I shan’t be harsh. Ford’s Verve sedan – the 4-door is a necessary body configuration to compete in China – has just debuted and it proves how adding a trunk can ruin a terrific body. Nevertheless, the Verve sedan is still a terrific looking automobile, just very awkwardly proportioned from some angles.
Chevy’s latest Malibu is a much better car in every way when compared with its predecessor. Yet that car, the Malibu sedan, was taken to a new level of ugliness when stretched and fitted with a hatch. As if the front end hadn’t been bad enough already, Chevrolet designers outdid themselves at the rear.

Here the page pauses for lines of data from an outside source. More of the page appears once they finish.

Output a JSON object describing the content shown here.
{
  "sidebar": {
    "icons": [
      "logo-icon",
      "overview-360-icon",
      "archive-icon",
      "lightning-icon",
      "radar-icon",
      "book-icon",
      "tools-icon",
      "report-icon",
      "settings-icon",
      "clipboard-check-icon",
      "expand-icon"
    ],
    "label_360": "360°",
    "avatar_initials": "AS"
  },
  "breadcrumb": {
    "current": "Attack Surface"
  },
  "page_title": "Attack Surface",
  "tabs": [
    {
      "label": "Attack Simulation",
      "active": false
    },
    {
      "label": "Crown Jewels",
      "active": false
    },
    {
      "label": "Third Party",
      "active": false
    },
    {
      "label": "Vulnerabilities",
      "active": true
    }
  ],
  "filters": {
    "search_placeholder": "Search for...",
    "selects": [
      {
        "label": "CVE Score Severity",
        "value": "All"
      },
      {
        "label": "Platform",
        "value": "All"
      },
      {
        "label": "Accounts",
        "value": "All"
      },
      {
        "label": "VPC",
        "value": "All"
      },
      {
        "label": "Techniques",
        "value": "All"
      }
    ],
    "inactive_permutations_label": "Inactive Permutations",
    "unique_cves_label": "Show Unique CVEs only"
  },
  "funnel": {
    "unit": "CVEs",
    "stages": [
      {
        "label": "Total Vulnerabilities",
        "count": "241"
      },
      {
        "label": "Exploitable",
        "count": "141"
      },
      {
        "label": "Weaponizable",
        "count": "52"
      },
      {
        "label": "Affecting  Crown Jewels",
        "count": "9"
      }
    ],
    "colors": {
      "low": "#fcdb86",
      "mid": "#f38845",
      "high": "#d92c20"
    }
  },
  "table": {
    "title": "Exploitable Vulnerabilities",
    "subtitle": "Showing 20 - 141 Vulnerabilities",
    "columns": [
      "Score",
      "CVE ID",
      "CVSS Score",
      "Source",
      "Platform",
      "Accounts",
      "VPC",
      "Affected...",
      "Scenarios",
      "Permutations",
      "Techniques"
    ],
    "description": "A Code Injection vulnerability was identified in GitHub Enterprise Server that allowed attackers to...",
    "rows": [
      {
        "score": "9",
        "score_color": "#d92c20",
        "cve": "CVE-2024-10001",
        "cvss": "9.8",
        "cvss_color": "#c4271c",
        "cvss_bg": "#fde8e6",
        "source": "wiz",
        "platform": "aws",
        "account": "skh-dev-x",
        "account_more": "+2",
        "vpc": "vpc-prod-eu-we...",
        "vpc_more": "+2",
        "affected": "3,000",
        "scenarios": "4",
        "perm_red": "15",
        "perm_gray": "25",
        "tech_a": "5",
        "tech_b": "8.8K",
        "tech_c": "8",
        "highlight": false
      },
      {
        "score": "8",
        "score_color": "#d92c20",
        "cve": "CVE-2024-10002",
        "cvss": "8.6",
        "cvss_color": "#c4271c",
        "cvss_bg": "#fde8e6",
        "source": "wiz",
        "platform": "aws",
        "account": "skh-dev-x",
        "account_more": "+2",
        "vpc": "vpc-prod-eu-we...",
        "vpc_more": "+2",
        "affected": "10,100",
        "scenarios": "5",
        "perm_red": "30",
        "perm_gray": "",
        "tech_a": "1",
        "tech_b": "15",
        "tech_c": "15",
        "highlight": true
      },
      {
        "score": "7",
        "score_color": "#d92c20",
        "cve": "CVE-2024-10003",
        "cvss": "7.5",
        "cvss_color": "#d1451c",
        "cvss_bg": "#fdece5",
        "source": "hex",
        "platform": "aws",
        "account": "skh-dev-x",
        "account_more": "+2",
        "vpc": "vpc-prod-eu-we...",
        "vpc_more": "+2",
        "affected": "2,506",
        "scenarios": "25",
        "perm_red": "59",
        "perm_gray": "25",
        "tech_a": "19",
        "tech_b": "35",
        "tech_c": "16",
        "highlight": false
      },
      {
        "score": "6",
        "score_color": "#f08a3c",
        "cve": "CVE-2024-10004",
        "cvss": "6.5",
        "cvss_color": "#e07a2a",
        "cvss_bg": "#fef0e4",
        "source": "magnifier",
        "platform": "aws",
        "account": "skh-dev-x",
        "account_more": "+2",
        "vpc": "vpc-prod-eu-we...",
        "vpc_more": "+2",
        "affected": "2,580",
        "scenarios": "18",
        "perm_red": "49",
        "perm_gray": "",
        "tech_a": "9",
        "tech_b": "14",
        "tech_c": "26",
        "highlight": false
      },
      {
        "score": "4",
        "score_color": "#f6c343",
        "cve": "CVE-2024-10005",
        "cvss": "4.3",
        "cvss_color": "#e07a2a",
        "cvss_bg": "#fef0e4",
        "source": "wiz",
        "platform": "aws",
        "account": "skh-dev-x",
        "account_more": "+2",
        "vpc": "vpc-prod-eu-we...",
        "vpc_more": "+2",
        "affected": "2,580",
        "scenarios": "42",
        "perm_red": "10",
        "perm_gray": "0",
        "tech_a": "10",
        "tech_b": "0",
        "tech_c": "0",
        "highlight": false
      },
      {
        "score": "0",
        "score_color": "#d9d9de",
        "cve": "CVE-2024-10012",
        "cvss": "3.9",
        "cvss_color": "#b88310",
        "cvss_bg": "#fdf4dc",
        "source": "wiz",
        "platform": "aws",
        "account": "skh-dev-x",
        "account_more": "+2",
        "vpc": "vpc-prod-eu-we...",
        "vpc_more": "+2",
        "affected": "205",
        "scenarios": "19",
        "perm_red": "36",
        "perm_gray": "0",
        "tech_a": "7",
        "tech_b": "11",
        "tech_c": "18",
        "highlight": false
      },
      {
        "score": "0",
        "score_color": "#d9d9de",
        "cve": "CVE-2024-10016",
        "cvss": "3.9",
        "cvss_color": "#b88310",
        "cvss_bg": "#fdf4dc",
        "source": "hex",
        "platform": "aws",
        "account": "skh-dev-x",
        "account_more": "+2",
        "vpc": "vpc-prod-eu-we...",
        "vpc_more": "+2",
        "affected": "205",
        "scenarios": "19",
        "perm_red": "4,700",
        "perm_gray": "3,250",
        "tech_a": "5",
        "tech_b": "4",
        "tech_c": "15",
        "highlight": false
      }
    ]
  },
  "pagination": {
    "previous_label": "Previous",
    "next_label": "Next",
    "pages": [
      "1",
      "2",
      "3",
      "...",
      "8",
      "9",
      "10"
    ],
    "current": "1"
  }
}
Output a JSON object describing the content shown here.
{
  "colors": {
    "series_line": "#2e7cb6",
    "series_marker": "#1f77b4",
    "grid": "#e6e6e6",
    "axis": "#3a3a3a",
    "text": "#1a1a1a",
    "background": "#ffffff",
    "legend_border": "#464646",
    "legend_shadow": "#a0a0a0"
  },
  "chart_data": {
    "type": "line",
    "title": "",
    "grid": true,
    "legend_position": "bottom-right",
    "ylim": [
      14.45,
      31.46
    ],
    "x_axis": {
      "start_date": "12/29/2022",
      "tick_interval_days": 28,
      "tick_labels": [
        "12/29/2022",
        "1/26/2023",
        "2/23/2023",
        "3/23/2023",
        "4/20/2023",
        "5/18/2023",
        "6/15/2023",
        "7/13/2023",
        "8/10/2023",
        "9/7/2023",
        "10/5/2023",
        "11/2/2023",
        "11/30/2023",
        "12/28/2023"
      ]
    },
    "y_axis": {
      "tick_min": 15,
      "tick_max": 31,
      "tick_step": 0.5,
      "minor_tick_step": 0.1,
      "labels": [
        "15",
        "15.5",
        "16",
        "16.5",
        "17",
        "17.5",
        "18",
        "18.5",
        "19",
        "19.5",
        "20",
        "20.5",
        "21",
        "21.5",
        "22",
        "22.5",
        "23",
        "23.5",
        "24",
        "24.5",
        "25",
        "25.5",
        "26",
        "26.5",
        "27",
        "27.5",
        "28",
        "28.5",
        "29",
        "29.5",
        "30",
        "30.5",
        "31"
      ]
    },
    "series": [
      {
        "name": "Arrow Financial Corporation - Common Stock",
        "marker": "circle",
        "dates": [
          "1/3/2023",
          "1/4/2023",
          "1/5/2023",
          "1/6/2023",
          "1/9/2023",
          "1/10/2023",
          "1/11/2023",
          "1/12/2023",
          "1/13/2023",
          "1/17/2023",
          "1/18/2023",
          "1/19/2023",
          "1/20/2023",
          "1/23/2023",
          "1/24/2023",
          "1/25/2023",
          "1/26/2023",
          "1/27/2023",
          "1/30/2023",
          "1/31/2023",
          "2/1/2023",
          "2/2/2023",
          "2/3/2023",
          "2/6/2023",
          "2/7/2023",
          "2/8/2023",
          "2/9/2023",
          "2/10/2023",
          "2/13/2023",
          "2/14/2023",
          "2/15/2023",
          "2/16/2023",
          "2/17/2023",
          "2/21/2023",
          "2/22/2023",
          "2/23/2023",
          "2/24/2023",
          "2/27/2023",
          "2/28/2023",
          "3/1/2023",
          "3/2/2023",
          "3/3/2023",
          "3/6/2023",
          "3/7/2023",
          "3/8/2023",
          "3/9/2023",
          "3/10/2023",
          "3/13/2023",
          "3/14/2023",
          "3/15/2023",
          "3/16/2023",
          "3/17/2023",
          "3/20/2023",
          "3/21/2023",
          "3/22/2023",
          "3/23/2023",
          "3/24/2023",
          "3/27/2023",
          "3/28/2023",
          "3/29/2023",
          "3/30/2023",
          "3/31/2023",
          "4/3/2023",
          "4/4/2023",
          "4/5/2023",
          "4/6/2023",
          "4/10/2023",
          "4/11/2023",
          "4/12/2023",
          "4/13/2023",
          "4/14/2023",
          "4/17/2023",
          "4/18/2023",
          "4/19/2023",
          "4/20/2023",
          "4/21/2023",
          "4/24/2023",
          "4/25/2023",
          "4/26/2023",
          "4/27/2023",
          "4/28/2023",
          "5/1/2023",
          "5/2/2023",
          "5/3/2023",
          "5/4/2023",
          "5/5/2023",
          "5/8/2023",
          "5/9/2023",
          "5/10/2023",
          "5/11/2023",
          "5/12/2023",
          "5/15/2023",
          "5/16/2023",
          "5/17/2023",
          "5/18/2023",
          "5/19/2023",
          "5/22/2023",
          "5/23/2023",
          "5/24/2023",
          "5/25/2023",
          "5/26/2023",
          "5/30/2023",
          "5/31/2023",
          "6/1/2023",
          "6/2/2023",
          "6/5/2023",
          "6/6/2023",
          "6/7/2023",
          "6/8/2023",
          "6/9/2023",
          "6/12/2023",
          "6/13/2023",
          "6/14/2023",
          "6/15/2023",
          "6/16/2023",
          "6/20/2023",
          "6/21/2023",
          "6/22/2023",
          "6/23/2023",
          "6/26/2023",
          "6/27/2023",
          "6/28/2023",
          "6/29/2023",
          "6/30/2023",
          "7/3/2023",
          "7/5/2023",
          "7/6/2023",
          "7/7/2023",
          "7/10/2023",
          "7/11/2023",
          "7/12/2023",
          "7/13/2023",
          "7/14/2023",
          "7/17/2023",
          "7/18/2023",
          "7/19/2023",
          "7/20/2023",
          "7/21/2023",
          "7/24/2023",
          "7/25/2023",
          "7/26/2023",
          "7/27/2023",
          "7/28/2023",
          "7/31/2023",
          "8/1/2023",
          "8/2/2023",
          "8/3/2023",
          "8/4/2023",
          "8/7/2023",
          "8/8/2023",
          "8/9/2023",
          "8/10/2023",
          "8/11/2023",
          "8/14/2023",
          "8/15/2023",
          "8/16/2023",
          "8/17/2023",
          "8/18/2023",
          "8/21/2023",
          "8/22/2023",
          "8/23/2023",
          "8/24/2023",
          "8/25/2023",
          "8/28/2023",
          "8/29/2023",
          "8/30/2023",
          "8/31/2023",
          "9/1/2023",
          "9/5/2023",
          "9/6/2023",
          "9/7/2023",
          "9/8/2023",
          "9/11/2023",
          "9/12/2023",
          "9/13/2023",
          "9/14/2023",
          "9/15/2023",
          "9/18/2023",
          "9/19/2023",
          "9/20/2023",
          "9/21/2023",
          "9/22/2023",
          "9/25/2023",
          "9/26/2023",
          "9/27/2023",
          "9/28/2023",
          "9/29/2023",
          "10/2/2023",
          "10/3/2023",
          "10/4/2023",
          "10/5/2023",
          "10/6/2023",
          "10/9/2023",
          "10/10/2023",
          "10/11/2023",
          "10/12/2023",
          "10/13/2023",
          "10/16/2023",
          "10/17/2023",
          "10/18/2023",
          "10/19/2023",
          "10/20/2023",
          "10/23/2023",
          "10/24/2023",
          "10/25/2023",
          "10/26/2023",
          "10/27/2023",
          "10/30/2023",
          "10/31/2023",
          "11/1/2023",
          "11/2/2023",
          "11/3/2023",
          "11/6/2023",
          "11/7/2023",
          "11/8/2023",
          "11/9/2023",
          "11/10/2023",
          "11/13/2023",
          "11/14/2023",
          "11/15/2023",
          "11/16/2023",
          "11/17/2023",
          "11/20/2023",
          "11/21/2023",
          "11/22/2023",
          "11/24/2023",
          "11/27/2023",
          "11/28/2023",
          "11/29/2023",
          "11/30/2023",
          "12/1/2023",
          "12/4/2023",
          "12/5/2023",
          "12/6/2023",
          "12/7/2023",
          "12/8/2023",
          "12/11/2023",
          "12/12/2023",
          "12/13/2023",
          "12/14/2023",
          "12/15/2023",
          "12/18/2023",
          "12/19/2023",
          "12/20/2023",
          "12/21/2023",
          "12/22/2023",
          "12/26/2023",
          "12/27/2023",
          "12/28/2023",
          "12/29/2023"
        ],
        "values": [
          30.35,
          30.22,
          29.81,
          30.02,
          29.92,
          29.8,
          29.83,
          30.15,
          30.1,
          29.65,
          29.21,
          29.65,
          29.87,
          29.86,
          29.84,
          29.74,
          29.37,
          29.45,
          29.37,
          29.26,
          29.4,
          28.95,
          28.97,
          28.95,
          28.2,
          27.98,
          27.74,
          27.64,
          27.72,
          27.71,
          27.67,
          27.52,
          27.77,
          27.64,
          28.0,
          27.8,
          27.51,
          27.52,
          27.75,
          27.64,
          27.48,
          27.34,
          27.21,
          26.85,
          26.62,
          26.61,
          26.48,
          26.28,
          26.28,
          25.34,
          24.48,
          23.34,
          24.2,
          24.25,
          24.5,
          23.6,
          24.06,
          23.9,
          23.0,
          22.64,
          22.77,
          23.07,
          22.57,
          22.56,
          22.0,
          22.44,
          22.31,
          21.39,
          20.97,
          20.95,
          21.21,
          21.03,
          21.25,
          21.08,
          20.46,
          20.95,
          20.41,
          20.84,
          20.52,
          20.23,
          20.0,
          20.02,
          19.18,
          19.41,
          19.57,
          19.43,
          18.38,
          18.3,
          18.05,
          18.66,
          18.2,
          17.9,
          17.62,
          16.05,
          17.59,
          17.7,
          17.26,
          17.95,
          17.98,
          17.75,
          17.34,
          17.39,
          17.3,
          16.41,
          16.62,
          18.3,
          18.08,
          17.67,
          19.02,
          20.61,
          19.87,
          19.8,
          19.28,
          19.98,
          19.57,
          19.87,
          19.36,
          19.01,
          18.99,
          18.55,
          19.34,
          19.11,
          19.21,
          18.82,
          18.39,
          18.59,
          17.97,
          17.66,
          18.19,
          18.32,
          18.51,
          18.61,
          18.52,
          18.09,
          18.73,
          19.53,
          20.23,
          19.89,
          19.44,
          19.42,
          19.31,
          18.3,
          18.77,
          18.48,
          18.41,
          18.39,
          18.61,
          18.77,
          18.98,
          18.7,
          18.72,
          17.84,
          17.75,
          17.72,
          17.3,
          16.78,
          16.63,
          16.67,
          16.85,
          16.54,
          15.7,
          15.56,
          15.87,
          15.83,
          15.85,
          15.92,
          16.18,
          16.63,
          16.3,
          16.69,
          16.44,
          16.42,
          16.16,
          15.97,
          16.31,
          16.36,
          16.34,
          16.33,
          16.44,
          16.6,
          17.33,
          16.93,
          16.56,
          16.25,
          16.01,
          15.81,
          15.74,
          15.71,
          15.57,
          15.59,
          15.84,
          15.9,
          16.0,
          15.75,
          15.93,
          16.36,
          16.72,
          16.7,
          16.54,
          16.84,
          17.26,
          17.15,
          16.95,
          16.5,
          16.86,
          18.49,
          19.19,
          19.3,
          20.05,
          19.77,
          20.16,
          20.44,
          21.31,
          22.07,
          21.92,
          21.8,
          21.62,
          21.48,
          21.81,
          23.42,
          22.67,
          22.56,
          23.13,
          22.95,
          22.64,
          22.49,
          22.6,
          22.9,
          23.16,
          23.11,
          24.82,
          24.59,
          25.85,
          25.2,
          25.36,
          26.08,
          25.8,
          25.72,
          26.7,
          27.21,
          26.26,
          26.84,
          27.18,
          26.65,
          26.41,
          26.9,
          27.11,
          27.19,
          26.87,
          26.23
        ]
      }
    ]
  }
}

The story is much the same, but switched around, at Nissan. The Versa hatchback appears athletically honed and toned in the way a 6-foot tall, 120 pound 14 year-old boy deals with a basketball bouncing off his size 14 shoes. Then again, Nissan’s late-coming Versa sedan appears athletic…. only in how it compares with a first time quarterback attempting to escape Michael Strahan.
Volkswagen’s Golf/Rabbit/GTI doesn’t stun you with its beauty or uniqueness. It does the job, however, and manages to offend few while cutting a clean line. Then again, the same car can be morphed into the Golf Plus Dune. Gross.
The Peugeot 206 was a very successful and cheeky French hatchback. The same French automaker managed to convert it into a dreadfully awful and dowdy ‘saloon’.
Toyota imported the Echo sedan to North America and left every passerby with a bad taste in their mouth. How did such offensive bodywork escape the same design HQ as its companion, the Echo hatch?